Depuis septembre, la société polynésienne Pacific Sud Survey opère un Lidar aéroporté. Cet instrument de pointe, unique dans la région et pour la première fois basé au fenua, permet, grâce à l’analyse d’ondes lumineuses, de cartographier avec précision, puis de modeler en 3D les zones survolées. Les responsables du projet entrainent une IA à interpréter les énormes volumes de données récoltées. Et interpellent sur le potentiel de cette technologie en matière d’urbanisme, de développement agricole, de gestions des ressources en eau ou en énergie,  de prévision des changements climatiques, d’étude des sites archéologiques, et même aides aux secours en cas de catastrophe.

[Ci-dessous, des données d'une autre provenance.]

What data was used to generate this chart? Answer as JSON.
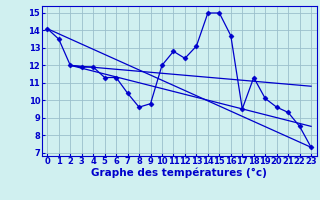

Depuis le sol, impossible de le distinguer, ce boîtier blanc de 25 kilos, fixé sous l’aile d’un Cessna. Lui voit tout, ou presque, même quand le monomoteur vole à 1000 mètres d’altitude au-dessus du fenua. Il faut dire que le boitier en question grouille de technologie. Il abrite un appareil photo à très haute définition, capable de distinguer des éléments de cinq centimètres au sol, mais surtout un Lidar, pour Light Detection And Ranging. Un instrument qui émet et capte plusieurs millions d’impulsions lumineuses par seconde pour acquérir de grandes quantités de données géospatiales.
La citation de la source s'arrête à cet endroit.